Osborne is expected to use his Mansion House speech to confirm plans to sell the government’s 39 per cent stake in Lloyds Banking Group, which at current prices could raise as much as £17 billion for the Treasury.
He is also expected to address heightened focus on the fate of RBS as speculation continues that he and Hester clashed over the pace of the bank’s recovery. It is thought Osborne will play down calls to break up RBS into a “good bank” and a “bad bank”.
UK Financial Investments (UKFI) is thought to have advised Osborne to avoid selling stakes in Lloyds and RBS too soon. But it is thought a quick sale of shares in Lloyds and RBS before the next general election in 2015 is seen by Osborne as a vote winner.
Although the Treasury insists there is no formal timetable for privatisation, it is thought Osborne is keen to see RBS returned to the private sector no later than the end of 2014. It is thought Osborne has been looking at disposing of a 10 per cent stake in Lloyds by the end of this year.
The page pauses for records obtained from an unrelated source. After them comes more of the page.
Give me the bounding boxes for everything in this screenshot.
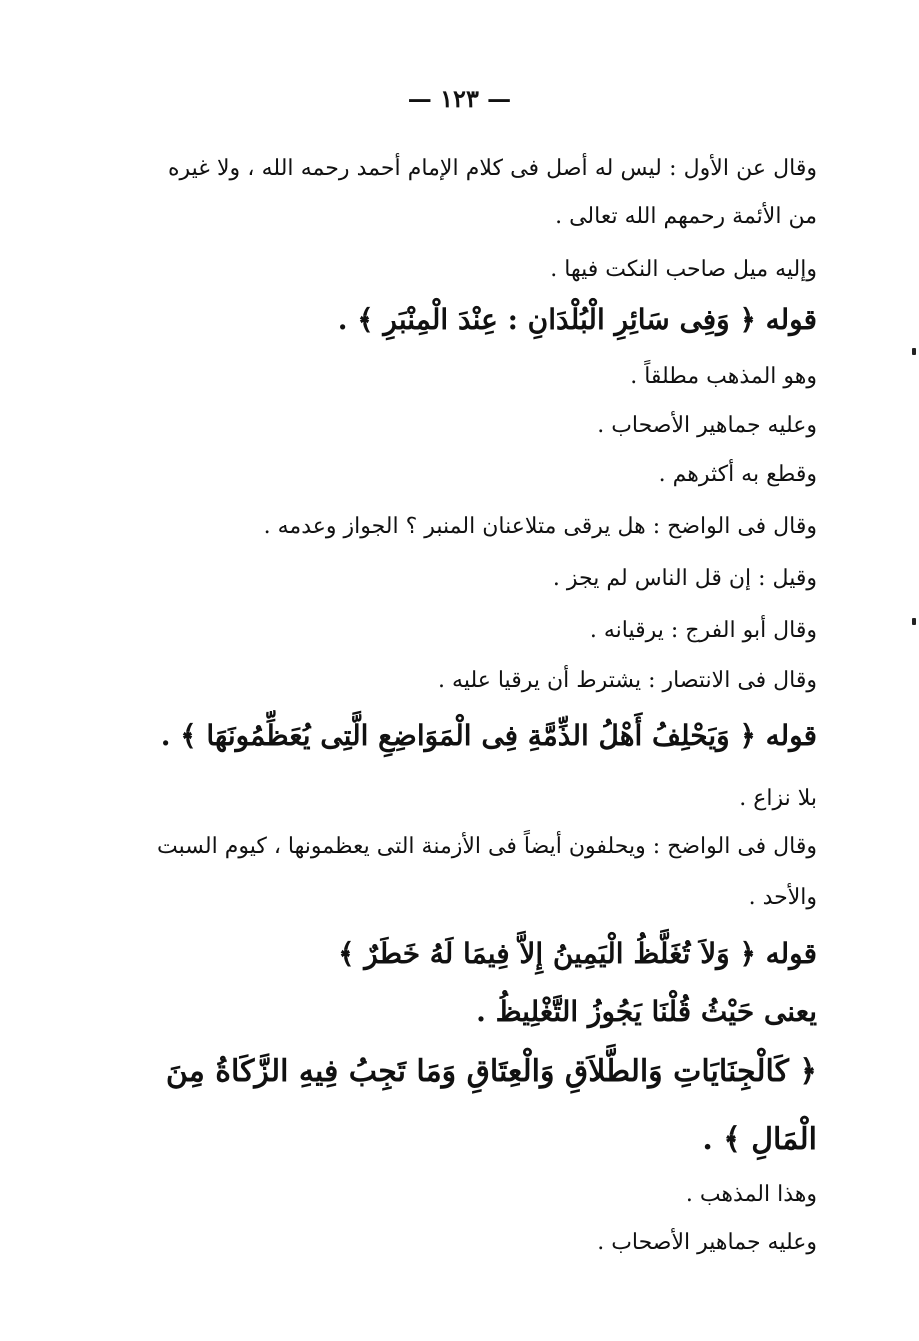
quoted-verse-line: قوله ﴿ وَيَحْلِفُ أَهْلُ الذِّمَّةِ فِى الْمَوَاضِعِ الَّتِى يُعَظِّمُونَهَا ﴾ . [160,719,817,752]
text-line: وعليه جماهير الأصحاب . [597,413,817,438]
scan-speck [912,348,916,355]
text-line: وقال فى الواضح : ويحلفون أيضاً فى الأزمنة التى يعظمونها ، كيوم السبت [157,834,817,859]
page-number: — ١٢٣ — [407,84,512,113]
text-line: وقال أبو الفرج : يرقيانه . [589,618,817,643]
quoted-verse-line: قوله ﴿ وَلاَ تُغَلَّظُ الْيَمِينُ إِلاَّ فِيمَا لَهُ خَطَرٌ ﴾ [338,937,817,970]
text-line: والأحد . [748,885,817,910]
text-line: وهو المذهب مطلقاً . [630,364,817,389]
quoted-verse-line: قوله ﴿ وَفِى سَائِرِ الْبُلْدَانِ : عِنْدَ الْمِنْبَرِ ﴾ . [337,303,817,336]
text-line: وإليه ميل صاحب النكت فيها . [550,257,817,282]
text-line: وعليه جماهير الأصحاب . [597,1230,817,1255]
text-line: وقطع به أكثرهم . [658,462,817,487]
text-line: وقيل : إن قل الناس لم يجز . [552,566,817,591]
quoted-verse-line: الْمَالِ ﴾ . [702,1122,817,1157]
text-line: وقال فى الواضح : هل يرقى متلاعنان المنبر ؟ الجواز وعدمه . [263,514,817,539]
text-line: وقال فى الانتصار : يشترط أن يرقيا عليه . [438,668,817,693]
text-line: وهذا المذهب . [685,1182,817,1207]
quoted-verse-line: يعنى حَيْثُ قُلْنَا يَجُوزُ التَّغْلِيظُ . [476,995,817,1028]
scan-speck [912,618,916,625]
text-line: من الأئمة رحمهم الله تعالى . [555,204,817,229]
text-line: وقال عن الأول : ليس له أصل فى كلام الإمام أحمد رحمه الله ، ولا غيره [168,156,817,181]
text-line: بلا نزاع . [739,786,817,811]
quoted-verse-line: ﴿ كَالْجِنَايَاتِ وَالطَّلاَقِ وَالْعِتَاقِ وَمَا تَجِبُ فِيهِ الزَّكَاةُ مِنَ [165,1054,817,1089]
The Parliamentary Commission on Banking Standards, which will publish its report ahead of Osborne’s speech, has watered down its call to hive off £40bn in bad assets from RBS’s balance sheet.
In the last five years, Hester has already reduced the balance sheet by more than £900bn. But government pressure on the bank to boost its lending, particularly to small to medium-seized businesses is set to increase after lending by the bank fell by £4bn in the last 12 months.
Instead of a break-up, the committee is expected to advocate moves to hasten RBS’s departure from its global markets business and to sell Citizens, RBS’s US-based retail bank.
Finance director Bruce Van Saun last week detailed a further 2,000 job cuts to RBS’s investment banking arm. Van Saun, who is considered an internal candidate to succeed Hester, pledged to cut costs from around £3bn a year to £2bn. Hester has been resistant to pressure to reduce bank assets any further than necessary.
Rumours of heightened animosity between Hester and Osborne have been denied by both men. But a carefully worded statement given by economic secretary to the Treasury Sajid Javid last week did nothing to quell belief that the Chancellor was behind Hester’s departure.
He told MPs that “the Chancellor has not been directly involved in meeting with Hester,” adding: “He has not met with Hester prior to his departure on this issue.”
The City may remain difficult to convince that Osborne is a better judge on how to improve the bank’s performance and lending.
JP Morgan was reported to have said that Hester was “extremely well regarded by investors, who would likely have preferred for him to remain in office until the privatisation process was well advanced”.
Richard Curr, head of dealing at Prime Markets, added: “Investors and shareholders by and large greatly respected Stephen Hester, hired to extract the bank from the mire, and it will no doubt be a huge disappointment that what is largely viewed as government tinkering has led to his resignation.”